When the World Cup games open in Johannesburg, South Africa on 11 June, one important figure will be missing from the international center stage. South African tenor Siphiwo Ntshebe, who was due to lead the opening anthem, died on 26 May at a hospital in his hometown of Port Elizabeth. Ntshebe will be mourned by an international audience of close to 500,000,000 spectators.
Opening ceremony at a recent World Cup football tournament
Operatic tenor Siphiwo Ntshebe was born 34 years ago in Port Elizabeth. He was a brilliant vocalist, about to launch a bona fide bid for international stardom at the Mondiale opening ceremonies. Trained in South Africa, Australia, and at London’s Royal College of Music, Siphiwo was selected by former South African President Nelson Mandela to sing Mr. Mandela’s own words set to music – a signature song called “Hope,” which the tenor had already recorded.
Nelson Mandela, author of "Hope," the signature song of the 2010 World Cup
“Hope” was to be released as part of an official World Cup album that will include a spoken message from Mr. Mandela. Tragically, the live debut of “Hope” will not take place.
Ntshebe succumbed to bacterial meningitis, which he recently contracted while rehearsing for the opening ceremonies. He died last week in a Port Elizabeth hospital. But, millions of spectators, who will be watching the launch of the games, will be able to hear Siphiwo Ntshebe’s posthumous rendition of the song.
South Africa tournament chief organizer Danny Jordaan, who together with FIFA President Sepp Blatter led tributes to the singer, said Ntshebe will be sorely missed.
Soccer City Stadium in Johannesburg, South Africa, site of the 11 June opening ceremonies of the 2010 World Cup. The biggest stadium in Africa will launch the opening match of this year's World Cup tournament, featuring host South Africa against Mexico.
“It came as a huge shock. Siphiwo comes from my own hometown of Port Elizabeth. And, we thought that this is a wonderful and unique opportunity for a talented young man. And, the opening ceremony, and for the opening match, we expect between 450,000,000 and 500,000,000 viewers worldwide. So it was a massive opportunity. And so, we were shocked, first of all, and saddened by the loss,” he said.

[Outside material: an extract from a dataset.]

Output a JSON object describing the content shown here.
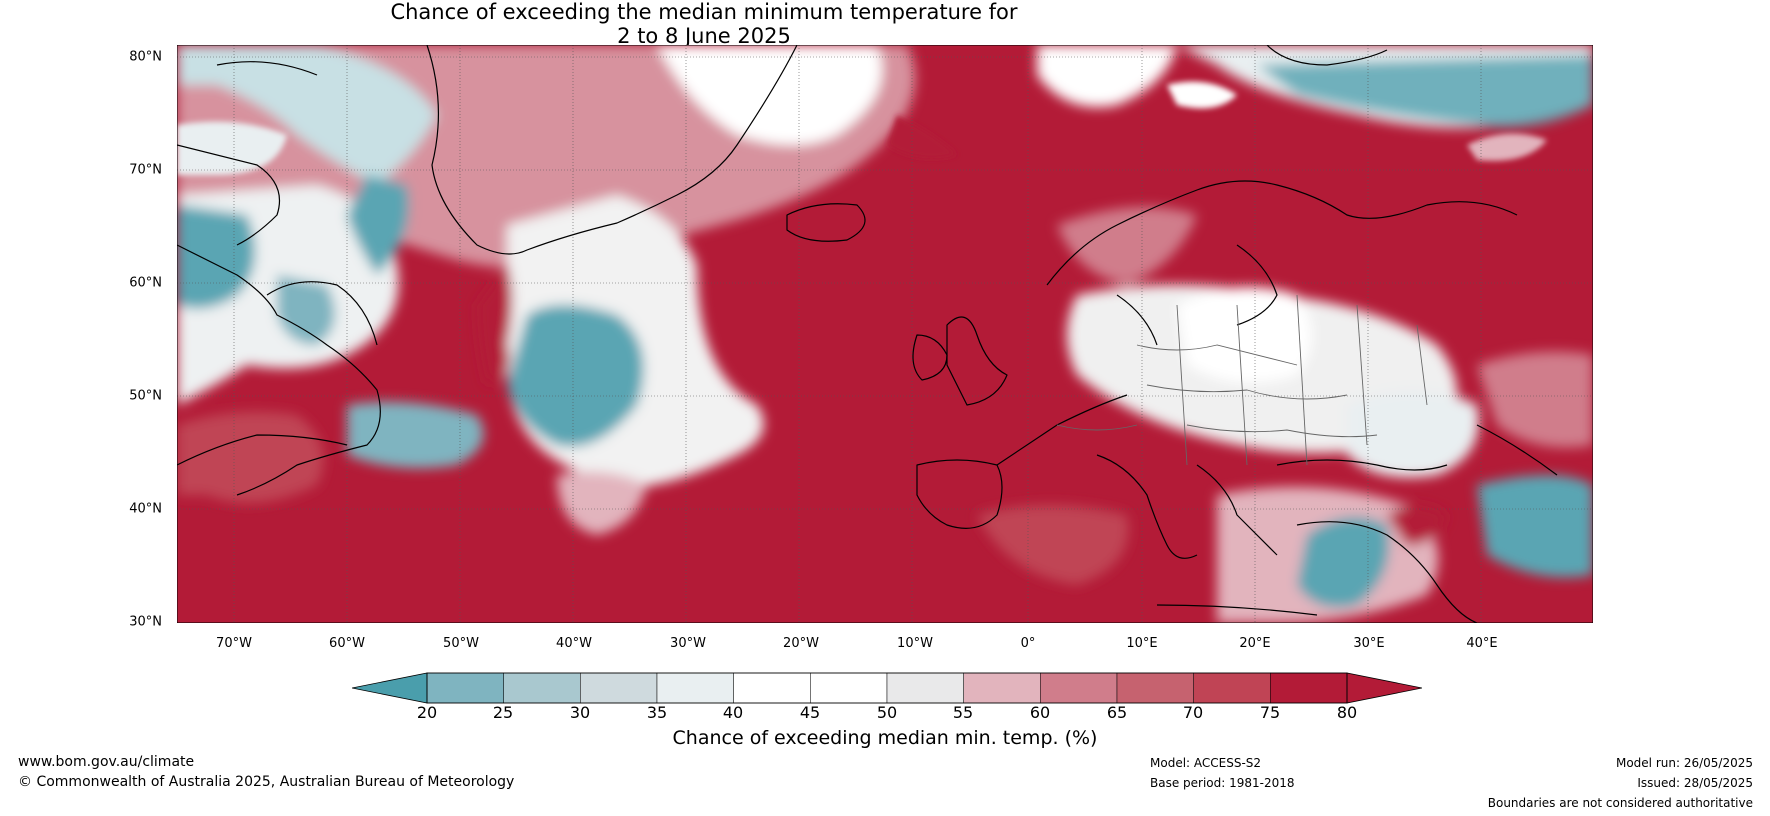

As is the case with customary operatic superlatives, Ntshebe had been dubbed as “the new Pavarotti” or “the black Pavarotti,” after the late legendary Italian tenor Luciano Pavarotti. That billing also served as a reminder that Ntshebe was following in the footsteps of The Three Tenors, an operatic trio including Pavarotti, Placido Domingo, and Jose Carreras, who helped launch several other World Cup gala openings in Europe, in Asia, and in North America between 1990 and 2002. Such rare occasions could easily tempt organizers to find a replacement, but South Africa’s Danny Jordaan says that, for 2010, no one will be selected to fill Siphiwo Ntshebe’s shoes.

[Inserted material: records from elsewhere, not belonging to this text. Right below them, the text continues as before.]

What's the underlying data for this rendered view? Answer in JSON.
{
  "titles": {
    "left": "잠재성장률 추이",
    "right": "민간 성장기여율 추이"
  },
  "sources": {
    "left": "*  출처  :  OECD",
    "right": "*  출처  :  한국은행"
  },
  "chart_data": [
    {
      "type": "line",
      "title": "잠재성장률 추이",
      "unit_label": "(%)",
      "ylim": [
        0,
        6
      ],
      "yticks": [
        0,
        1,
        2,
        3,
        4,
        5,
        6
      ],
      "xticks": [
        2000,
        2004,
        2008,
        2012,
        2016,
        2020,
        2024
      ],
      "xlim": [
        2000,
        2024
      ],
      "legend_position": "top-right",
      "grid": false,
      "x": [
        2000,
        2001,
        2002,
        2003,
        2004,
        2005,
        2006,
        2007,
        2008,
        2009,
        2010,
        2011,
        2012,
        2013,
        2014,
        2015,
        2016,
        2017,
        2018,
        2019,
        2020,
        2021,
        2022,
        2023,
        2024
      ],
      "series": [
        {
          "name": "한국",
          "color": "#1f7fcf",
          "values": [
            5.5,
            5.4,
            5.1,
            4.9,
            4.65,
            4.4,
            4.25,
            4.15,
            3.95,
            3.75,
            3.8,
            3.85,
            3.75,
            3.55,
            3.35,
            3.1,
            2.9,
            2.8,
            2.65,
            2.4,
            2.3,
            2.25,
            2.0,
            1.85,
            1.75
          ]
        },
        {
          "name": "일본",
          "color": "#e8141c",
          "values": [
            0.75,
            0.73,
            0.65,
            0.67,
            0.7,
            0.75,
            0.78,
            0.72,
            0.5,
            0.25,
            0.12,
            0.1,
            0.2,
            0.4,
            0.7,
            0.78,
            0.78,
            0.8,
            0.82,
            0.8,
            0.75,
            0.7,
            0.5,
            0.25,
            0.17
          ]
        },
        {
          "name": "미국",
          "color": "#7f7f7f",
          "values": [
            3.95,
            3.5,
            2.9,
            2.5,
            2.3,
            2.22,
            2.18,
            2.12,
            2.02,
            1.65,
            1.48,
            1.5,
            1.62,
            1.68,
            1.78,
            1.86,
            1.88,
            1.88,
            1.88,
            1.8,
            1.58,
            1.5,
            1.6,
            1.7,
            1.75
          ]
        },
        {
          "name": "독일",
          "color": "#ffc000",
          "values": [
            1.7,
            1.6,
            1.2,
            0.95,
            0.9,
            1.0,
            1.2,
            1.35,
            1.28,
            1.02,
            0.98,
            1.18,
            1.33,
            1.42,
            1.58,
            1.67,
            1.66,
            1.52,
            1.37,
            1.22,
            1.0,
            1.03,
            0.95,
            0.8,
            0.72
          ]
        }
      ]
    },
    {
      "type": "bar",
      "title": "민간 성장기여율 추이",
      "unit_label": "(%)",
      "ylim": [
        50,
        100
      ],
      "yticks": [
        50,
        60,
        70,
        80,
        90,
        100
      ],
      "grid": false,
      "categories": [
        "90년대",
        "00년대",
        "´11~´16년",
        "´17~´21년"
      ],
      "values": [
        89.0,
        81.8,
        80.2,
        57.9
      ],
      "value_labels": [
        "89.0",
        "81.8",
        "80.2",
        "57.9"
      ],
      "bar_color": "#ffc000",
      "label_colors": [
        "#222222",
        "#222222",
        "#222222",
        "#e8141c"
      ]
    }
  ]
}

“We have decided not to do so. We have decided we have a recording of his rendition of the song, and we’ll be playing that song,” he said.
And so, the man hand-picked by Nelson Mandela to open the 11 June South Africa – Mexico match, the singer who had already performed at the handover ceremony of the World Cup to South Africa, the tenor who gave his first concert with orchestra at age 16, who had sung at St. James’s Palace for the Duke of Edinburgh, in Monaco for Prince Albert, and before a live audience at London’s Royal Albert Hall, will be memorialized in Johannesburg and on television screens.

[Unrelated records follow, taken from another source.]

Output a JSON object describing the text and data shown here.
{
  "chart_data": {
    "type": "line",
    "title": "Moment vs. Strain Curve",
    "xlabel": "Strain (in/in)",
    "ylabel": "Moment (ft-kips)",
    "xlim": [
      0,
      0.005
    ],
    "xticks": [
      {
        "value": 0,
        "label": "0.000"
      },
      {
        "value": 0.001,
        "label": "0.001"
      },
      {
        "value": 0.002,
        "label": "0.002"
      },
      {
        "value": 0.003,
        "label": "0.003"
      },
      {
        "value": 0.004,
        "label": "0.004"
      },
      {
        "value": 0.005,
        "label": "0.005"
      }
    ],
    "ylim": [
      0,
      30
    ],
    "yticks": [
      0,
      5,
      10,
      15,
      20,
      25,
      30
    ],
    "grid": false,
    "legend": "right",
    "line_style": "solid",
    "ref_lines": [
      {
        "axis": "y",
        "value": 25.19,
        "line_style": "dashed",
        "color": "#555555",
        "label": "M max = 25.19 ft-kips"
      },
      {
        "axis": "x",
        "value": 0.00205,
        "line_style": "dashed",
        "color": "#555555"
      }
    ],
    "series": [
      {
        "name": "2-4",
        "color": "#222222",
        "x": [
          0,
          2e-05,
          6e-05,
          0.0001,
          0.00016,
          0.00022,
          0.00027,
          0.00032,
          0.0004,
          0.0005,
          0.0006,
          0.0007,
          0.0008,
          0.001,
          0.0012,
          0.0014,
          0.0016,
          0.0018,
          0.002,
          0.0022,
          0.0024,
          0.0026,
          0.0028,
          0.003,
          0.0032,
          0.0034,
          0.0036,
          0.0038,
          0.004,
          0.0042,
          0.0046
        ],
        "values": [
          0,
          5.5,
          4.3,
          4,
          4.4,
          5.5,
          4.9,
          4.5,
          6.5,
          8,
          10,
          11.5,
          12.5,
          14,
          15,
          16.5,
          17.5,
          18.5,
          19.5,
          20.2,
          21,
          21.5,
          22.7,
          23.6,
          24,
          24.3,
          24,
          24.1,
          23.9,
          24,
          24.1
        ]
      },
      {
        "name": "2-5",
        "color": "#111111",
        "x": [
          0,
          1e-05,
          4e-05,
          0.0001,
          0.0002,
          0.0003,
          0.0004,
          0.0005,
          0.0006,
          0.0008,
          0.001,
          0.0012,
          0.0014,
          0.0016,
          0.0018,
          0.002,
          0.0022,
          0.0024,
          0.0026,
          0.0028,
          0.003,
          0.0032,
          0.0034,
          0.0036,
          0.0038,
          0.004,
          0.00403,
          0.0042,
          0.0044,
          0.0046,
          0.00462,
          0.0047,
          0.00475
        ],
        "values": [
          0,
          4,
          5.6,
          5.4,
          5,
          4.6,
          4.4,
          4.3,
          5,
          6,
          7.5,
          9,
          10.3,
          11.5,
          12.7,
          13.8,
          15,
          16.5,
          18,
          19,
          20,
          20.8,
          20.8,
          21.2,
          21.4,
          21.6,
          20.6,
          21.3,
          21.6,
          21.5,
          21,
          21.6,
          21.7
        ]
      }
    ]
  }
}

Sony Records executives have not yet revealed plans for the release of the album Siphiwo Ntshebe had completed as part of a multi-album deal with the record label and its subsidiary, Epic. But, Sony’s South Africa chief executive officer Keith Lister said that a decision on the release of the album is currently being made by Sony Records’ executive office in London.